These 2 Chicago Streetwear Brands Found National Success By Keeping It Local

Fat Tiger and Chicago Native want to inspire the next generation of artists

'Designers really support each other here,' Freshgoods says of Chicago.
Instagram: @fattigerworks

Streetwear is more than just a fashion statement. It’s a culture, one that’s exploded in recent years. Fueled by social media hype, in-the-know fans line up for hours to score T-shirts, sneakers or hoodies when their favorite streetwear brands launch new lines. A 2017 Piper Jaffray study found that apparel preferences among teens is shifting towards streetwear brands like Supreme, which was valued at $1 billion when the Carlyle Group purchased a minority stake in it last year and whose recent collaboration with Louis Vuitton generated $117 million in sales.

But beyond the fashion capitals of the coasts, Chicago is putting its stamp on the streetwear scene with two of its own: Joe Freshgoods, co-founder of Fat Tiger, and Juan-Elias Riesco, founder of Chicago Native and owner of Nini’s Deli.

Freshgoods, whose Chicago friend Chance the Rapper wore his line on the Grammy stage, collaborates with brands like Nike, Adidas and McDonald’s, and his Fat Tiger store also serves as a workshop for young, local talent.

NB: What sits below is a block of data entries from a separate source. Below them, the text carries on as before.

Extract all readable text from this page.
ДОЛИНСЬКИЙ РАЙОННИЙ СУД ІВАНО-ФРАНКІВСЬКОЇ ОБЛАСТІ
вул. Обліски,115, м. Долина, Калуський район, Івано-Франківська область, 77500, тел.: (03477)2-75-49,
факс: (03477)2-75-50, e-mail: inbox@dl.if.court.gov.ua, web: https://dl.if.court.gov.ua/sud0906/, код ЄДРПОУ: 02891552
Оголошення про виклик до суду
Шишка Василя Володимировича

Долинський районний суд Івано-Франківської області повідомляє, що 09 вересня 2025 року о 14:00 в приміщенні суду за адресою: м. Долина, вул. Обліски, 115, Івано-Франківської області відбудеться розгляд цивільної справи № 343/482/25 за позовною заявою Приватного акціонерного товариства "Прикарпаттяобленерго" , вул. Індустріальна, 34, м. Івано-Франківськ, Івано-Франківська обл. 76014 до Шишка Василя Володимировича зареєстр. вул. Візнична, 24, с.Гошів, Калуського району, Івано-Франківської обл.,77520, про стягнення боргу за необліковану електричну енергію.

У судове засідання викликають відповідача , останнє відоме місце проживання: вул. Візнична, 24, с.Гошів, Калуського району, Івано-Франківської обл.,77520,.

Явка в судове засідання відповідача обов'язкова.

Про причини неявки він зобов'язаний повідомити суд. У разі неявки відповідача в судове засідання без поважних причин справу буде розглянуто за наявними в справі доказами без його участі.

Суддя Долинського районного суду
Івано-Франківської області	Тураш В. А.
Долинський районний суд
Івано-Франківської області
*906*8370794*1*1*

Similarly, Riesco has built a community for young artists through his popular west side empanada shop, Nini’s Deli, and his Instagram account, juanyworldwide, where his Chicago Native gear is sold.

Although Freshgoods and Riesco’s paths to success were different, for both, their Chicago roots run deep.

The magic of social

Freshgoods started selling his T-shirts in high school, then learned more about the business and entrepreneurial side by working at Chicago streetwear store Leaders before launching his brand, Dope Boy Magic (DBM), now called Don’t Be Mad, which took off through YouTube and Facebook.

“I came up with Dope Boy Magic because I wanted to show people you can start a brand for 80 bucks,” Freshgoods says. “I’m a product of the internet. I wouldn’t be where I am now without social media. I learned the value of getting people hyped, before the hashtag bubble and before it got corny.”

In 2012, he really put himself on the map with a hat that said, “I Wanna F*** Rihanna”—a hat that he says he wouldn’t create now.

“I created that in my early 20s, and I’m 32, with a daughter now,” Freshgoods says. “It taught me about the cease and desist game [Rihanna served him with one], and it taught me about using the internet to sell a product. People wanted to buy it because I made it.”

The original Fat Tiger store opened in 2013 in Logan Square, and the current west side store sells the Don’t Be Mad line, plus other Chicago brands like Vita, Squad, Sensei and Chicago Over Everything. Freshgoods also sells his line and brand collaborations at pop-ups in cities around the globe.

The designer capitalized on another pop culture moment after Kanye West announced his run for president at the 2015 MTV Video Music Awards by printing up “Ye 2020” shirts that were ready to sell on Wednesday following the Sunday night show. “I wanted to show how quickly I could get stuff made,” he says. “I saw the show, then said, ‘Watch what I do.’ I had the mock-up the next day, Twitter went crazy, and by Wednesday, there was a line outside of my store for it.”

Chance the Rapper gave his friend Freshgoods some love by wearing his “Thank You Obama” line, created to commemorate Obama’s last day in office, while accepting the Best Rap Performance Grammy in 2017—photos that were quickly picked up by Vogue, GQ and other fashion media. “I was there when Chance was bubbling still—we watched each other grow,” Freshgoods says. “The Thank You Obama stuff was a good message. Chance felt the same way, and it ended up being life changing for me.”